Jugement Au fond, origine Pole social du TJ de LAVAL, décision attaquée en date du 07 Septembre 2022, enregistrée sous le n° 21/00057
ARRÊT DU 26 Décembre 2024
APPELANTE :
CAISSE PRIMAIRE D'ASSURANCE MALADIE DE L'EURE
[Adresse 1]
[Localité 2]
représenté par Maître Emmy BOUCHAUD, avocat au barreau D'ANGERS
INTIMEE :
Société [5] [Localité 6]
[Adresse 4]
[Localité 3]
représentée par Maître WILBERT, avocat au barreau de PARIS
COMPOSITION DE LA COUR :
En application des dispositions de l'article 945-1 du code de procédure civile, l'affaire a été débattue le 12 Novembre 2024 à 9 H 00, en audience publique, les parties ne s'y étant pas opposées, devant Madame Estelle GENET chargée d'instruire l'affaire.

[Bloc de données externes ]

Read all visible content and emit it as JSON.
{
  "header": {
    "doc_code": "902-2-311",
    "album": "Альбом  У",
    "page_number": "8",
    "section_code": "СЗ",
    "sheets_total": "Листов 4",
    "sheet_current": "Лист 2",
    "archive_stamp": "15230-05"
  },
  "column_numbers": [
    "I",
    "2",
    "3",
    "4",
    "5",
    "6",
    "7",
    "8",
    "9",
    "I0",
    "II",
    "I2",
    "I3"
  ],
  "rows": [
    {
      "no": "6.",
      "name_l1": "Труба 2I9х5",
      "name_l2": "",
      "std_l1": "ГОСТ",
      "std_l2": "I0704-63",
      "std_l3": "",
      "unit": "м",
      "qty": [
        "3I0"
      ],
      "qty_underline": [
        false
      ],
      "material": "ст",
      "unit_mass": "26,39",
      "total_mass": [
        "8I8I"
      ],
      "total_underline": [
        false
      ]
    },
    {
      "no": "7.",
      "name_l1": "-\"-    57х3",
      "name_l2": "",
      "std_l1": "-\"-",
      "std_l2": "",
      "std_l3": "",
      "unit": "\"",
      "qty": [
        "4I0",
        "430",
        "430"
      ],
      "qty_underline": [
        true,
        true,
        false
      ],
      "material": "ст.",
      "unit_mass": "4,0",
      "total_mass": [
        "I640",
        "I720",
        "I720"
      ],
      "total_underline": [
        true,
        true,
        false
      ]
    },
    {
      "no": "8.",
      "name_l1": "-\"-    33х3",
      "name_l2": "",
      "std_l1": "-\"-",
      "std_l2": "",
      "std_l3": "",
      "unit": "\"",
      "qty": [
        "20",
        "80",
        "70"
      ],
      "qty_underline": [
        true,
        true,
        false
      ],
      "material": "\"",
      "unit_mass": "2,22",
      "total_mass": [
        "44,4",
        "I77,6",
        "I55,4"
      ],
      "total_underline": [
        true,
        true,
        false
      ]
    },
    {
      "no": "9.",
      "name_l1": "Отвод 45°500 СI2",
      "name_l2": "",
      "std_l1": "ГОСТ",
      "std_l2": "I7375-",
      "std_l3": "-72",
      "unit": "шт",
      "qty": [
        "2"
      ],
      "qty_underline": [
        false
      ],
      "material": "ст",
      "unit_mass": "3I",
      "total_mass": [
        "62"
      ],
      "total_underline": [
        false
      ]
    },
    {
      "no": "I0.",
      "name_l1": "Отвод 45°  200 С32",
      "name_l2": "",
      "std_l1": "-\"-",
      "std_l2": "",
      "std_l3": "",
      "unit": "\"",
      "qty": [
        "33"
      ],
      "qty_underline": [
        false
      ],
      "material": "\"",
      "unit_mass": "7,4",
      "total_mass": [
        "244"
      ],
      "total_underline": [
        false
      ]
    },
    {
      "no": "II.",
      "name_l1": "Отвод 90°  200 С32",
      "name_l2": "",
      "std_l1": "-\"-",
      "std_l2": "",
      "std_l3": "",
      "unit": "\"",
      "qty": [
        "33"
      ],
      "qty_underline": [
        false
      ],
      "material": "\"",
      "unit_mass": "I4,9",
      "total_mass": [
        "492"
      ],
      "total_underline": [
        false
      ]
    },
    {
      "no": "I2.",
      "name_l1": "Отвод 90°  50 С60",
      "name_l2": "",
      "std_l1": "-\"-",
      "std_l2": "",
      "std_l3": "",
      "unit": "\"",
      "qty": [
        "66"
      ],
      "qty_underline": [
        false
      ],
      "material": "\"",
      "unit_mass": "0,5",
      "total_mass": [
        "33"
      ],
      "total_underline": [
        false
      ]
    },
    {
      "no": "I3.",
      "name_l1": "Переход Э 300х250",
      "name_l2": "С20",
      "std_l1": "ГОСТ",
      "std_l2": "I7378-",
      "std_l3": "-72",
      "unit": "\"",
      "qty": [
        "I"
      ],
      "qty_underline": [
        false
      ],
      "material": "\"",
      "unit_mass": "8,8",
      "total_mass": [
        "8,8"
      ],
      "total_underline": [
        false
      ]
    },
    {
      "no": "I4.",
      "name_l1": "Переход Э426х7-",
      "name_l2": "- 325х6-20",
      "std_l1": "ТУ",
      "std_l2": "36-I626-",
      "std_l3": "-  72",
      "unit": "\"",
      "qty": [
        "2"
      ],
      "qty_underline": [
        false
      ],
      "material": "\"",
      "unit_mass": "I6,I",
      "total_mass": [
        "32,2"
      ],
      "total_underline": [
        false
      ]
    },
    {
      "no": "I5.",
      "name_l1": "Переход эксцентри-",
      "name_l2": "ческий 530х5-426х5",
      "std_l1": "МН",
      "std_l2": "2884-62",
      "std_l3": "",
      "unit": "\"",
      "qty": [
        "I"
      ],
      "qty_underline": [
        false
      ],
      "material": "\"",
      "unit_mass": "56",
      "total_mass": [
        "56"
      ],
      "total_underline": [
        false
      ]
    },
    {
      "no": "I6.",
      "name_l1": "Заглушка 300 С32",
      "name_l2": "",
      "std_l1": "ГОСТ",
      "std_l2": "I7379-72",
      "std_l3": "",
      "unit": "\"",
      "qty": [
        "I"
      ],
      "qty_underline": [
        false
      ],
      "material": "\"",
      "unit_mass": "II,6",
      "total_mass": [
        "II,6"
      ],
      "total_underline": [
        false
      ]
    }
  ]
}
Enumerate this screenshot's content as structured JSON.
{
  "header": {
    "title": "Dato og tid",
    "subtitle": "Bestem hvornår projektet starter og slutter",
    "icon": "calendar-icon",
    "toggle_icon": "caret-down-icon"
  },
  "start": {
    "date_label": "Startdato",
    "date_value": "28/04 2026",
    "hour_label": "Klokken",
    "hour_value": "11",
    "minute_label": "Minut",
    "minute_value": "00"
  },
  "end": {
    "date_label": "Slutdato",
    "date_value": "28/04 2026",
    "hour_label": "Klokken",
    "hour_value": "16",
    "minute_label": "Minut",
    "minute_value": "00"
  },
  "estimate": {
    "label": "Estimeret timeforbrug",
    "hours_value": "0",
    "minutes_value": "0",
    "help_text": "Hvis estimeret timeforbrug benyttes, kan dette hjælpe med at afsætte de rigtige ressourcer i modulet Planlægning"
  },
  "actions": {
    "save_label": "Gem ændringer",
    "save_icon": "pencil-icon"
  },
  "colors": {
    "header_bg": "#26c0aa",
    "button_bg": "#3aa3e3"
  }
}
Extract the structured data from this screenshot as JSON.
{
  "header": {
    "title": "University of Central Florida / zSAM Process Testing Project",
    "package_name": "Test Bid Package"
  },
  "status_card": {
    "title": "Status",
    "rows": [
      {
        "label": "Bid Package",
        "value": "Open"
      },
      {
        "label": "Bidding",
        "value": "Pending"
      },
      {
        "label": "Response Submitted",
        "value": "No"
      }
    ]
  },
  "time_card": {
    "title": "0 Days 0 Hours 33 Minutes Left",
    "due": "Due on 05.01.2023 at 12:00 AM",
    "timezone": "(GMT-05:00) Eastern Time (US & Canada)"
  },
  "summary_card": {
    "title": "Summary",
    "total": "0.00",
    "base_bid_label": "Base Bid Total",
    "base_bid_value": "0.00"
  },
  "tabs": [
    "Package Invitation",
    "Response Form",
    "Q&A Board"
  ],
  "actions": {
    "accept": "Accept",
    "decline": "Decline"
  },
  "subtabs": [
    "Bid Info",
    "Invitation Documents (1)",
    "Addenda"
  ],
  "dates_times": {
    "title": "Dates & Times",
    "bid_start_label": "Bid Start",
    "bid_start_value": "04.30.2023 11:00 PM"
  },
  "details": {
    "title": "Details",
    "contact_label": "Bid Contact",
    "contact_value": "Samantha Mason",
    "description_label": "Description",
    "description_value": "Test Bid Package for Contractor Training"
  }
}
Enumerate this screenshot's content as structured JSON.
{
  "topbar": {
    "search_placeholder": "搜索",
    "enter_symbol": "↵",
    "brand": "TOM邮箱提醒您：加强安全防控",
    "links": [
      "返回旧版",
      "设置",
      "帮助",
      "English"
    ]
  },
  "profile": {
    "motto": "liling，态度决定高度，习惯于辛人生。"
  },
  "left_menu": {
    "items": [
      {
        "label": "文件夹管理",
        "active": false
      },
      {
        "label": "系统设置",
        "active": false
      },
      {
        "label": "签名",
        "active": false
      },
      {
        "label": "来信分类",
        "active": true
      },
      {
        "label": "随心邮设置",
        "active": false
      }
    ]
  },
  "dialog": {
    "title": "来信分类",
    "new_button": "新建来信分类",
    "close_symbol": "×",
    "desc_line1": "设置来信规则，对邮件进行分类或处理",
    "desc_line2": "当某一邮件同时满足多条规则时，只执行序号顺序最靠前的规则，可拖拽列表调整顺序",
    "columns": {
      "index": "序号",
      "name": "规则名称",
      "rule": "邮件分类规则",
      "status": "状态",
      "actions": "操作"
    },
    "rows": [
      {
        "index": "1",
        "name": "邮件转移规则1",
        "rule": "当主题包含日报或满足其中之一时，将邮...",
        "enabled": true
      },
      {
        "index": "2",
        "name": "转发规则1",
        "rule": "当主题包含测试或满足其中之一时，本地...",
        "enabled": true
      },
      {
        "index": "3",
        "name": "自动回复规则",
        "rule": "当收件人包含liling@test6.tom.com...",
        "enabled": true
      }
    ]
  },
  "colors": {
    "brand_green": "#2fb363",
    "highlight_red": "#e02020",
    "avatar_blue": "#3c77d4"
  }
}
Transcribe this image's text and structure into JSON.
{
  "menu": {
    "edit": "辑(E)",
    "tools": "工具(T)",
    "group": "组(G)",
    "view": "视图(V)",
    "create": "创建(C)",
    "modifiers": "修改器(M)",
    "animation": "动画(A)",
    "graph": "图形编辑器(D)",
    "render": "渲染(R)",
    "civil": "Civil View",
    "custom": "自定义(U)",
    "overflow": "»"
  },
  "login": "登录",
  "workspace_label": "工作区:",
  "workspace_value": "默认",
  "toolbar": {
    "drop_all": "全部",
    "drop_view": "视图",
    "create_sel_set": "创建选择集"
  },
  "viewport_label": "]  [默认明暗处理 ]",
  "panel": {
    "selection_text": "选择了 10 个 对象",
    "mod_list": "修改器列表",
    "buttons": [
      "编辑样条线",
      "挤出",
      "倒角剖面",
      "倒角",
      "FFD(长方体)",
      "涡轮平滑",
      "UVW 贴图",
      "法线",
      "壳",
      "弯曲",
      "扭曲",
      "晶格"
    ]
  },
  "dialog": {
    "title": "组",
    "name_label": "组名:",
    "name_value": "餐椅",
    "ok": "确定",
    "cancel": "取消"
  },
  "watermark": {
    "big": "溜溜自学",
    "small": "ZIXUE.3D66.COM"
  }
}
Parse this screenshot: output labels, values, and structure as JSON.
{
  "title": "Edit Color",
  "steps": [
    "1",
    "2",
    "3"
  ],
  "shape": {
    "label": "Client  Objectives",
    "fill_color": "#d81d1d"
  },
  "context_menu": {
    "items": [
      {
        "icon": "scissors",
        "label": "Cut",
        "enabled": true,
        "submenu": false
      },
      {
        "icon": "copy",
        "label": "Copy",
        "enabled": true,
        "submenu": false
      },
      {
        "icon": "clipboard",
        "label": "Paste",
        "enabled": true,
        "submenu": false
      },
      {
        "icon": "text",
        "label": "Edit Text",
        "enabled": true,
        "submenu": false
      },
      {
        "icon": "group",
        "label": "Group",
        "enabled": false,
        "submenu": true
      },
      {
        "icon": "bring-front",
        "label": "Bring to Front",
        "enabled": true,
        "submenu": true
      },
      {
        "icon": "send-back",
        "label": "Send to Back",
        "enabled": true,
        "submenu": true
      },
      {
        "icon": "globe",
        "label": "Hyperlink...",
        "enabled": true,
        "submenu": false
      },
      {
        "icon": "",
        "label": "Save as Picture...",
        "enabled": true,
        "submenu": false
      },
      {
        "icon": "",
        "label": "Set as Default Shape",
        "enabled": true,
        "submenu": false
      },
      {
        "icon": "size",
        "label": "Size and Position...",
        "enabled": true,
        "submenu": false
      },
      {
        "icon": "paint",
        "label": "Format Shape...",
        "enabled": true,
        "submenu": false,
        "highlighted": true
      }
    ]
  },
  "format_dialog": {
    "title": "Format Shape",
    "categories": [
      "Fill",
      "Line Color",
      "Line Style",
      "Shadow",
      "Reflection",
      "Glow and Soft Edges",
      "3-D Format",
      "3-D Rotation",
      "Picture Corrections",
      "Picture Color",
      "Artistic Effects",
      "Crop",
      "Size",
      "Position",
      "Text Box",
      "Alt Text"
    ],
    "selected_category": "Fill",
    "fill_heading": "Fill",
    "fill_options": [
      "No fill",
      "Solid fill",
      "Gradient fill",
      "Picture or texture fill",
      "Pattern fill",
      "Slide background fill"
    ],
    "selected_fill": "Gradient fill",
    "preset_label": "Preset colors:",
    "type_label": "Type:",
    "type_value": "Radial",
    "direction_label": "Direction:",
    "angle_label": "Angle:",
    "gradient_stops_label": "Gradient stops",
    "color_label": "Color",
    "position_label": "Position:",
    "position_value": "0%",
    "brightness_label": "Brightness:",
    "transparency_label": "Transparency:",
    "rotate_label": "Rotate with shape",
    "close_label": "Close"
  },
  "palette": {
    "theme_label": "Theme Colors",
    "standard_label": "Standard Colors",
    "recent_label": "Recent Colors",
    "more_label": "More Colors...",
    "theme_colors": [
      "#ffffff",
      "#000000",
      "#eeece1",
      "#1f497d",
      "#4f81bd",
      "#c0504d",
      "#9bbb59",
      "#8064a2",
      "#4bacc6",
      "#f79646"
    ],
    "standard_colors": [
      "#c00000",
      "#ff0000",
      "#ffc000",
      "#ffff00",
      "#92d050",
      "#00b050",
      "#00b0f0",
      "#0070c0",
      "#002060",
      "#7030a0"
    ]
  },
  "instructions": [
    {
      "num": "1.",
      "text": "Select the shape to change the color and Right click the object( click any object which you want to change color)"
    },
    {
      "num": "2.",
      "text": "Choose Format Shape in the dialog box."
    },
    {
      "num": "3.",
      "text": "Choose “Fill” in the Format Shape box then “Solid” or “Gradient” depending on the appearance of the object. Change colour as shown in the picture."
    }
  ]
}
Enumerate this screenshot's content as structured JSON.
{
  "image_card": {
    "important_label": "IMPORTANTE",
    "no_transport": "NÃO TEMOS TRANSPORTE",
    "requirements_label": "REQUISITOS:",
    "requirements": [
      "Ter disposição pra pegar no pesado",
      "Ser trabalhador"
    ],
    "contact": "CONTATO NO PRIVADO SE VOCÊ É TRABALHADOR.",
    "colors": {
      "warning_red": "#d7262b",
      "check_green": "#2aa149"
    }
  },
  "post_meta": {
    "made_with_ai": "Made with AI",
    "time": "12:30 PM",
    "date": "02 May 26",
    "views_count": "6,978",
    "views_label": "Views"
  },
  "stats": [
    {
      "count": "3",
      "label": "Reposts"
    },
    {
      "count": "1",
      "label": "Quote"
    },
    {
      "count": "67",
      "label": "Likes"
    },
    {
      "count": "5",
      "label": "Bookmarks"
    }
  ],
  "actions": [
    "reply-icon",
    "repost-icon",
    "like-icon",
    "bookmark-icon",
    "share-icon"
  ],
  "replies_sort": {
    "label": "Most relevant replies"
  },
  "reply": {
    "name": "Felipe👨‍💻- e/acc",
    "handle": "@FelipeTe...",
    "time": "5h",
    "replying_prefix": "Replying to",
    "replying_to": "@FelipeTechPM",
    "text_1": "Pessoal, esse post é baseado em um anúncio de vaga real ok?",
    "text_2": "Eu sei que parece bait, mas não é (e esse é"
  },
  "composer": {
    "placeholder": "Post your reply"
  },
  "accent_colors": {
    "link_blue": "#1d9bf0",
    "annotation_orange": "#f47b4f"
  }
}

Ce magistrat a rendu compte des plaidoiries dans le délibéré de la cour, composée de :
Président : Madame Clarisse PORTMANN
Conseiller : Madame Estelle GENET
Conseiller : Mme Claire TRIQUIGNEAUX-MAUGARS
Greffier lors des débats : Madame Viviane BODIN
ARRÊT :
prononcé le 26 Décembre 2024, contradictoire et mis à disposition au greffe de la cour, les parties en ayant été préalablement avisées dans les conditions prévues au deuxième alinéa de l'article 450 du code de procédure civile.
Signé par Madame Clarisse PORTMANN, président, et par Madame Viviane BODIN, greffier auquel la minute de la décision a été remise par le magistrat signataire.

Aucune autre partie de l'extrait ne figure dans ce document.